12 May, 2009

So why are the children still invisible?

So we all should have guessed that this day would come. See the thing is I've known for a while that something is very very very wrong with this organization but haven't been able to place exactly what.

So I'll let others do it for me:

1) TexasinAfrica:
Sigh. Invisible Children is a fantastic example of exactly the worst kind of advocacy on behalf of victims of armed conflict. It's ethnocentric, culturally insensitive, and apparently driven by the idea that having American college kids pull stunts like this weekend's "Rescue" will somehow make the lives of children in Northern Uganda better.

The problem with IC, as Professor Blattman pointed out a couple of months ago, isn't that they're raising awareness about a serious situation. It's that they're doing it in an entirely self-centered, White Man's burden, rich kids off to "save Africa" way. "Abducting yourself" is just ridiculous; there's no way that a night or two out under the stars downtown comes remotely close to helping students empathize with the Ugandan children who face the fear of abduction every night. And it's not really an "abduction" when you know that at any time you can go home.

2) And since she transitioned so well to Prof. Blattman, we'll just go to him next.

In response to the new IC movie, Blattman writes:
There’s also something inherently misleading, naive, maybe even dangerous, about the idea of rescuing children or saving of Africa. It’s often not an accidental choice of words, even if it’s unwitting. It hints uncomfortably of the White Man’s Burden. Worse, sometimes it does more than hint. The savior attitude is pervasive in advocacy, and it inevitably shapes programming. Usually misconceived programming. The saving attitude pervades too many aid failures, not to mention military interventions. The list is long.

One consequence, whether it’s IC or Save Darfur, is a lot of dangerously ill-prepared young people embarking on missions to save the children of this or that war zone. At best it’s hubris and egocentric. More often, though, it leads to bad programs, misallocated resources, or ill-conceived military adventures. There’s lots of room for intelligent advocacy.

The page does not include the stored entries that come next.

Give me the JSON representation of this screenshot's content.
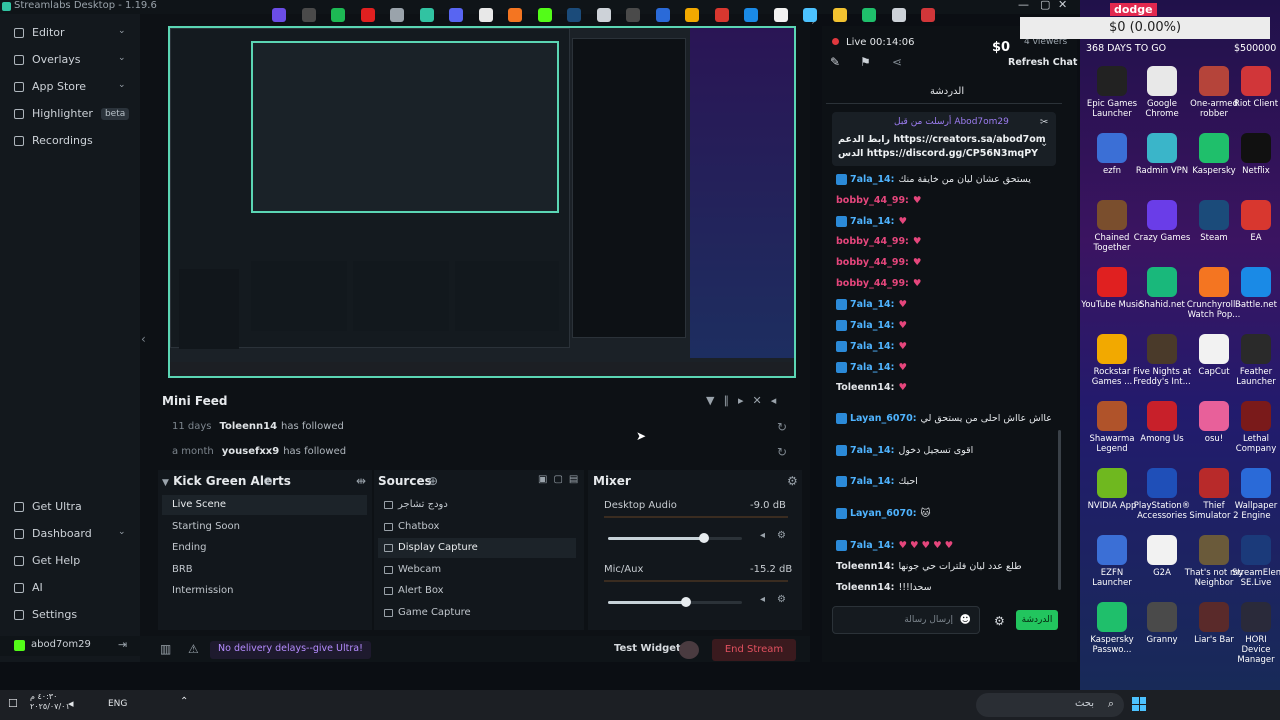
{
  "window": {
    "title": "Streamlabs Desktop - 1.19.6"
  },
  "sidebar": {
    "top_items": [
      {
        "label": "Editor",
        "icon": "editor-icon",
        "chevron": true
      },
      {
        "label": "Overlays",
        "icon": "overlays-icon",
        "chevron": true
      },
      {
        "label": "App Store",
        "icon": "app-store-icon",
        "chevron": true
      },
      {
        "label": "Highlighter",
        "icon": "highlighter-icon",
        "chevron": false,
        "badge": "beta"
      },
      {
        "label": "Recordings",
        "icon": "recordings-icon",
        "chevron": false
      }
    ],
    "bottom_items": [
      {
        "label": "Get Ultra",
        "icon": "ultra-icon"
      },
      {
        "label": "Dashboard",
        "icon": "dashboard-icon",
        "chevron": true
      },
      {
        "label": "Get Help",
        "icon": "help-icon"
      },
      {
        "label": "AI",
        "icon": "ai-icon"
      },
      {
        "label": "Settings",
        "icon": "settings-icon"
      }
    ],
    "user": "abod7om29"
  },
  "minifeed": {
    "title": "Mini Feed",
    "rows": [
      {
        "time": "11 days",
        "user": "Toleenn14",
        "text": "has followed"
      },
      {
        "time": "a month",
        "user": "yousefxx9",
        "text": "has followed"
      }
    ]
  },
  "scenes": {
    "title": "Kick Green Alerts",
    "items": [
      "Live Scene",
      "Starting Soon",
      "Ending",
      "BRB",
      "Intermission"
    ],
    "active": "Live Scene"
  },
  "sources": {
    "title": "Sources",
    "items": [
      "دودج تشاجر",
      "Chatbox",
      "Display Capture",
      "Webcam",
      "Alert Box",
      "Game Capture"
    ],
    "active": "Display Capture"
  },
  "mixer": {
    "title": "Mixer",
    "channels": [
      {
        "name": "Desktop Audio",
        "db": "-9.0 dB",
        "level": 0.72
      },
      {
        "name": "Mic/Aux",
        "db": "-15.2 dB",
        "level": 0.58
      }
    ]
  },
  "footer": {
    "ultra_text": "No delivery delays--give Ultra!",
    "test_widgets": "Test Widgets",
    "end_stream": "End Stream"
  },
  "stream": {
    "live_time": "Live 00:14:06",
    "viewers": "4 viewers",
    "refresh_chat": "Refresh Chat",
    "chat_title": "الدردشة",
    "dollar": "$0"
  },
  "pinned": {
    "user": "Abod7om29",
    "line1": "رابط الدعم https://creators.sa/abod7om",
    "line2": "الدس https://discord.gg/CP56N3mqPY",
    "header": "أرسلت من قبل"
  },
  "chat": [
    {
      "user": "7ala_14:",
      "text": "يستحق عشان ليان من خايفة منك",
      "color": "#4fb4ff"
    },
    {
      "user": "bobby_44_99:",
      "text": "♥",
      "color": "#e5467c"
    },
    {
      "user": "7ala_14:",
      "text": "♥",
      "color": "#4fb4ff"
    },
    {
      "user": "bobby_44_99:",
      "text": "♥",
      "color": "#e5467c"
    },
    {
      "user": "bobby_44_99:",
      "text": "♥",
      "color": "#e5467c"
    },
    {
      "user": "bobby_44_99:",
      "text": "♥",
      "color": "#e5467c"
    },
    {
      "user": "7ala_14:",
      "text": "♥",
      "color": "#4fb4ff"
    },
    {
      "user": "7ala_14:",
      "text": "♥",
      "color": "#4fb4ff"
    },
    {
      "user": "7ala_14:",
      "text": "♥",
      "color": "#4fb4ff"
    },
    {
      "user": "7ala_14:",
      "text": "♥",
      "color": "#4fb4ff"
    },
    {
      "user": "Toleenn14:",
      "text": "♥",
      "color": "#e4e7ea"
    },
    {
      "user": "Layan_6070:",
      "text": "عااش عااش احلى من يستحق لي",
      "color": "#4fb4ff"
    },
    {
      "user": "7ala_14:",
      "text": "اقوى تسجيل دخول",
      "color": "#4fb4ff"
    },
    {
      "user": "7ala_14:",
      "text": "احبك",
      "color": "#4fb4ff"
    },
    {
      "user": "Layan_6070:",
      "text": "🐱",
      "color": "#4fb4ff"
    },
    {
      "user": "7ala_14:",
      "text": "♥ ♥ ♥ ♥ ♥",
      "color": "#4fb4ff"
    },
    {
      "user": "Toleenn14:",
      "text": "طلع عدد ليان فلترات حي جونها",
      "color": "#e4e7ea"
    },
    {
      "user": "Toleenn14:",
      "text": "!!!سحدا",
      "color": "#e4e7ea"
    }
  ],
  "chat_input": {
    "placeholder": "إرسال رسالة",
    "send": "الدردشة"
  },
  "overlay": {
    "sum": "$0 (0.00%)",
    "days": "368 DAYS TO GO",
    "amount": "$500000",
    "tag": "dodge"
  },
  "desktop_icons": [
    {
      "label": "Epic Games Launcher",
      "color": "#222222"
    },
    {
      "label": "Google Chrome",
      "color": "#e8e8e8"
    },
    {
      "label": "One-armed robber",
      "color": "#b5443a"
    },
    {
      "label": "Riot Client",
      "color": "#d13639"
    },
    {
      "label": "ezfn",
      "color": "#3b6fd6"
    },
    {
      "label": "Radmin VPN",
      "color": "#3ab5c9"
    },
    {
      "label": "Kaspersky",
      "color": "#1fbf6b"
    },
    {
      "label": "Netflix",
      "color": "#111111"
    },
    {
      "label": "Chained Together",
      "color": "#7a4e2d"
    },
    {
      "label": "Crazy Games",
      "color": "#6a3de8"
    },
    {
      "label": "Steam",
      "color": "#1b4b7a"
    },
    {
      "label": "EA",
      "color": "#d8372f"
    },
    {
      "label": "YouTube Music",
      "color": "#e02020"
    },
    {
      "label": "Shahid.net",
      "color": "#19b87b"
    },
    {
      "label": "Crunchyroll - Watch Pop...",
      "color": "#f47521"
    },
    {
      "label": "Battle.net",
      "color": "#1a8ae6"
    },
    {
      "label": "Rockstar Games ...",
      "color": "#f2a900"
    },
    {
      "label": "Five Nights at Freddy's Int...",
      "color": "#4a3a2a"
    },
    {
      "label": "CapCut",
      "color": "#f2f2f2"
    },
    {
      "label": "Feather Launcher",
      "color": "#2a2a2a"
    },
    {
      "label": "Shawarma Legend",
      "color": "#b0532a"
    },
    {
      "label": "Among Us",
      "color": "#c8202a"
    },
    {
      "label": "osu!",
      "color": "#e8609a"
    },
    {
      "label": "Lethal Company",
      "color": "#7a1a1a"
    },
    {
      "label": "NVIDIA App",
      "color": "#6fb81f"
    },
    {
      "label": "PlayStation® Accessories",
      "color": "#1f4fb8"
    },
    {
      "label": "Thief Simulator 2",
      "color": "#b82a2a"
    },
    {
      "label": "Wallpaper Engine",
      "color": "#2a6ad8"
    },
    {
      "label": "EZFN Launcher",
      "color": "#3b6fd6"
    },
    {
      "label": "G2A",
      "color": "#f2f2f2"
    },
    {
      "label": "That's not my Neighbor",
      "color": "#6a5a3a"
    },
    {
      "label": "StreamElements SE.Live",
      "color": "#1b3a7a"
    },
    {
      "label": "Kaspersky Passwo...",
      "color": "#1fbf6b"
    },
    {
      "label": "Granny",
      "color": "#4a4a4a"
    },
    {
      "label": "Liar's Bar",
      "color": "#5a2a2a"
    },
    {
      "label": "HORI Device Manager",
      "color": "#2a2a3a"
    }
  ],
  "taskbar": {
    "lang": "ENG",
    "search": "بحث",
    "time": "٤٠:٣٠ م",
    "date": "٢٠٢٥/٠٧/٠١"
  }
}
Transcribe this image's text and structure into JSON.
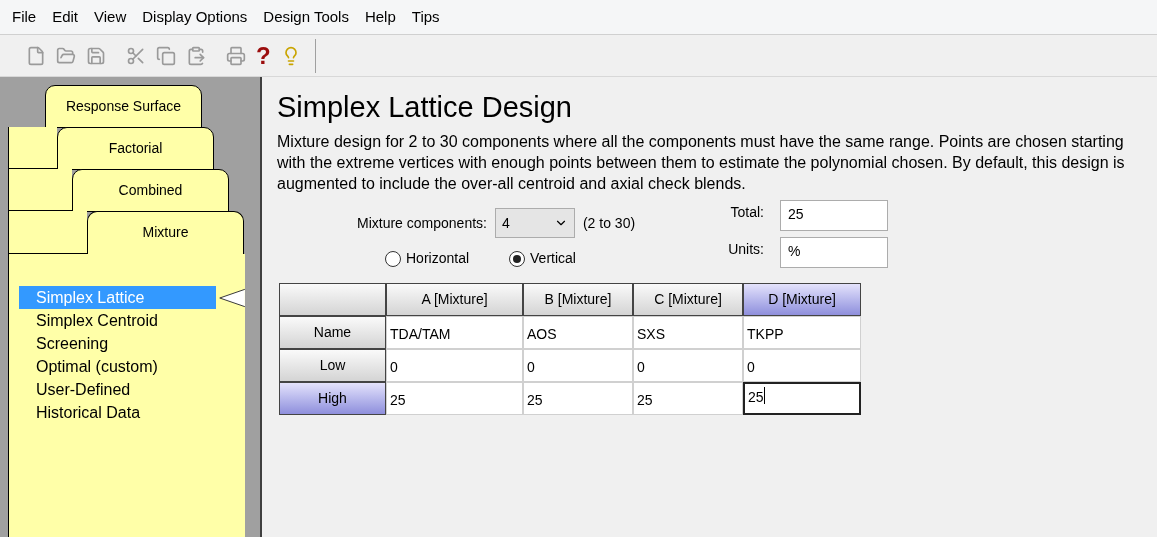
{
  "menu": [
    "File",
    "Edit",
    "View",
    "Display Options",
    "Design Tools",
    "Help",
    "Tips"
  ],
  "toolbar": [
    {
      "kind": "new",
      "disabled": true
    },
    {
      "kind": "open",
      "disabled": true
    },
    {
      "kind": "save",
      "disabled": true
    },
    {
      "kind": "cut",
      "disabled": true
    },
    {
      "kind": "copy",
      "disabled": true
    },
    {
      "kind": "paste",
      "disabled": true
    },
    {
      "kind": "print",
      "disabled": true
    },
    {
      "kind": "help",
      "label": "?",
      "disabled": false
    },
    {
      "kind": "tip",
      "disabled": false
    }
  ],
  "design_tabs": [
    {
      "label": "Response Surface",
      "selected": false
    },
    {
      "label": "Factorial",
      "selected": false
    },
    {
      "label": "Combined",
      "selected": false
    },
    {
      "label": "Mixture",
      "selected": true
    }
  ],
  "design_list": [
    {
      "label": "Simplex Lattice",
      "selected": true
    },
    {
      "label": "Simplex Centroid",
      "selected": false
    },
    {
      "label": "Screening",
      "selected": false
    },
    {
      "label": "Optimal (custom)",
      "selected": false
    },
    {
      "label": "User-Defined",
      "selected": false
    },
    {
      "label": "Historical Data",
      "selected": false
    }
  ],
  "title": "Simplex Lattice Design",
  "description": "Mixture design for 2 to 30 components where all the components must have the same range.  Points are chosen starting with the extreme vertices with enough points between them to estimate the polynomial chosen.  By default, this design is augmented to include the over-all centroid and axial check blends.",
  "components": {
    "label": "Mixture components:",
    "value": "4",
    "range": "(2 to 30)"
  },
  "orientation": [
    {
      "label": "Horizontal",
      "selected": false
    },
    {
      "label": "Vertical",
      "selected": true
    }
  ],
  "total": {
    "label": "Total:",
    "value": "25"
  },
  "units": {
    "label": "Units:",
    "value": "%"
  },
  "table": {
    "columns": [
      {
        "label": "A [Mixture]",
        "selected": false
      },
      {
        "label": "B [Mixture]",
        "selected": false
      },
      {
        "label": "C [Mixture]",
        "selected": false
      },
      {
        "label": "D [Mixture]",
        "selected": true
      }
    ],
    "rows": [
      {
        "label": "Name",
        "selected": false,
        "cells": [
          {
            "value": "TDA/TAM",
            "focused": false
          },
          {
            "value": "AOS",
            "focused": false
          },
          {
            "value": "SXS",
            "focused": false
          },
          {
            "value": "TKPP",
            "focused": false
          }
        ]
      },
      {
        "label": "Low",
        "selected": false,
        "cells": [
          {
            "value": "0",
            "focused": false
          },
          {
            "value": "0",
            "focused": false
          },
          {
            "value": "0",
            "focused": false
          },
          {
            "value": "0",
            "focused": false
          }
        ]
      },
      {
        "label": "High",
        "selected": true,
        "cells": [
          {
            "value": "25",
            "focused": false
          },
          {
            "value": "25",
            "focused": false
          },
          {
            "value": "25",
            "focused": false
          },
          {
            "value": "25",
            "focused": true
          }
        ]
      }
    ]
  }
}
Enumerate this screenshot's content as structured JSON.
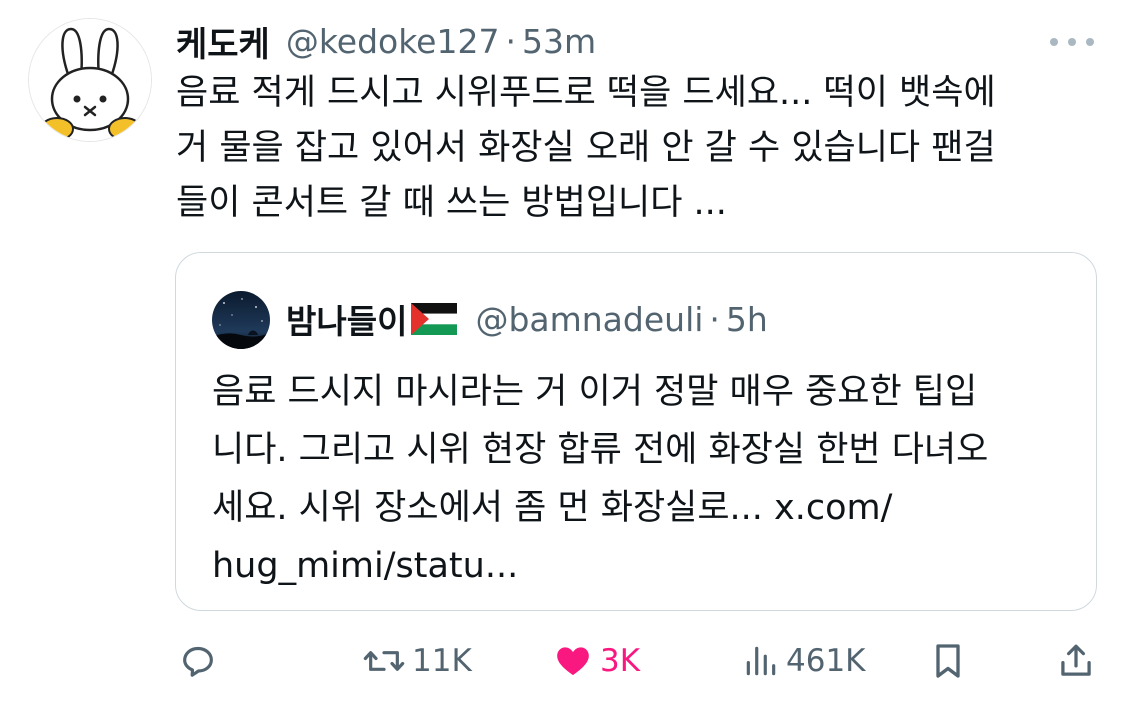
{
  "tweet": {
    "author": {
      "display_name": "케도케",
      "handle": "@kedoke127",
      "separator": "·",
      "time": "53m"
    },
    "text_lines": [
      "음료 적게 드시고 시위푸드로 떡을 드세요... 떡이 뱃속에",
      "거 물을 잡고 있어서 화장실 오래 안 갈 수 있습니다 팬걸",
      "들이 콘서트 갈 때 쓰는 방법입니다 ..."
    ],
    "quote": {
      "display_name": "밤나들이",
      "handle": "@bamnadeuli",
      "separator": "·",
      "time": "5h",
      "text_lines": [
        "음료 드시지 마시라는 거 이거 정말 매우 중요한 팁입",
        "니다. 그리고 시위 현장 합류 전에 화장실 한번 다녀오",
        "세요. 시위 장소에서 좀 먼 화장실로... x.com/",
        "hug_mimi/statu..."
      ]
    },
    "actions": {
      "reply": {
        "icon": "reply-icon",
        "count": ""
      },
      "retweet": {
        "icon": "retweet-icon",
        "count": "11K"
      },
      "like": {
        "icon": "heart-icon",
        "count": "3K",
        "active": true
      },
      "views": {
        "icon": "views-icon",
        "count": "461K"
      },
      "bookmark": {
        "icon": "bookmark-icon",
        "count": ""
      },
      "share": {
        "icon": "share-icon",
        "count": ""
      }
    },
    "colors": {
      "text": "#0f1419",
      "secondary": "#536471",
      "like": "#f91880",
      "border": "#cfd9de"
    }
  }
}
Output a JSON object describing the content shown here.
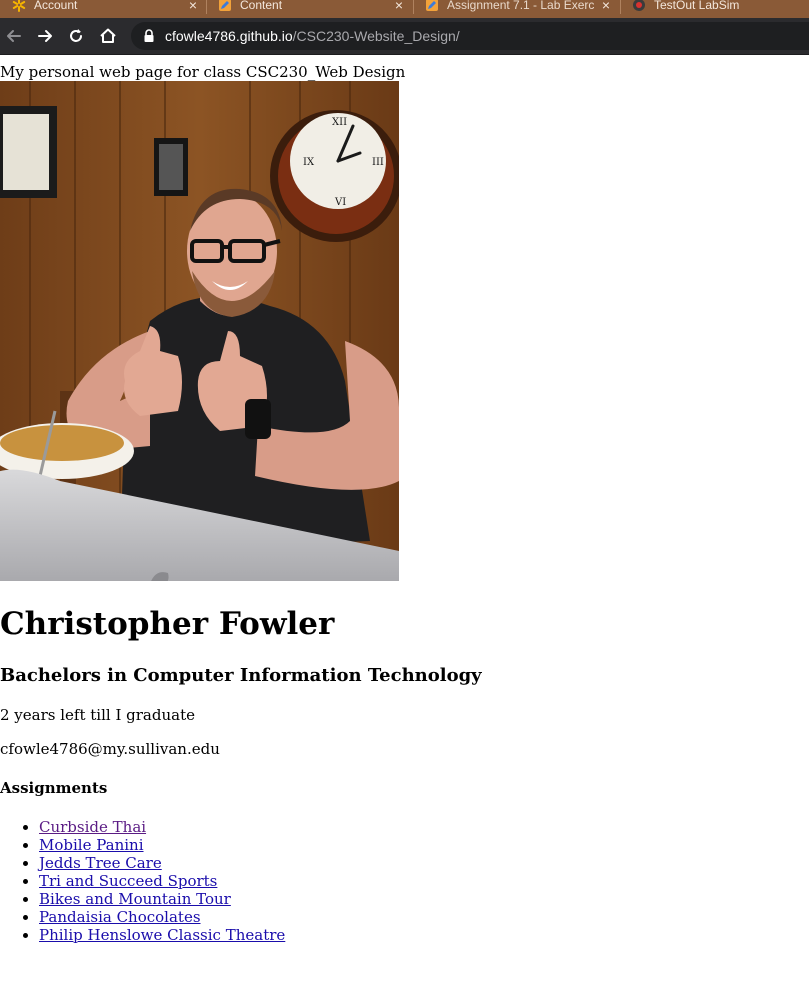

3) And finally I go to Wronging Rights who somehow manages to be intelligently sassy while telling you just how it is:

First, organizations like Invisible Children not only take up resources that could be used to fund more intelligent advocacy, they take up rhetorical space that could be used to develop more intelligent advocacy. ... Choosing to simplistically define Congolese women as "The Raped" and Ugandan children as "The Abducted" constrains our ability to think creatively about the problems they face, and work with them to combat these problems. (emphasis added)

Second, treating their problems as one-dimensional issues that can be solved by a handful of plucky college students armed only with the strength of their convictions and a video camera doesn't help anyone.

So ok, IC did some good things. They raised the bar for advocacy and advertising and proved that college and high school kids can get behind something that is seemingly "not about them." The pressure has been turned up in N. Uganda - but all that did was push Kony into the Congo (1, 2, 3, 4 to list but a couple). For another good blog, we turn again to Blattman.

So, question: what good has IC done?

No seriously, they did a good job at getting the word out and then it became all about advocacy and comparing kids to cups of Starbucks (don't get me started)... Now they are on this movie benge moving to DC to stop the LRA - which, from what I have read and seen, is nothing but a big joke that let's little 18 years old feel like because they slept outside for one night and got someone to come "rescue them" they can totally identify with the kids in Northern Uganda and the LRA that actually live this day in and day out.

To me there is a difference between Invisible Children and Polaris Project - an anti-trafficking organization started by college kids coming out of Brown University that is doing something impactful, changing the face of anti-TIP in the U.S. and is doing advocacy and lobbying right.

Gimmicks vs. impact - which one is more important - being trendy or actually educating and letting the issue be about the people it affects and not the people who thinks it's cool.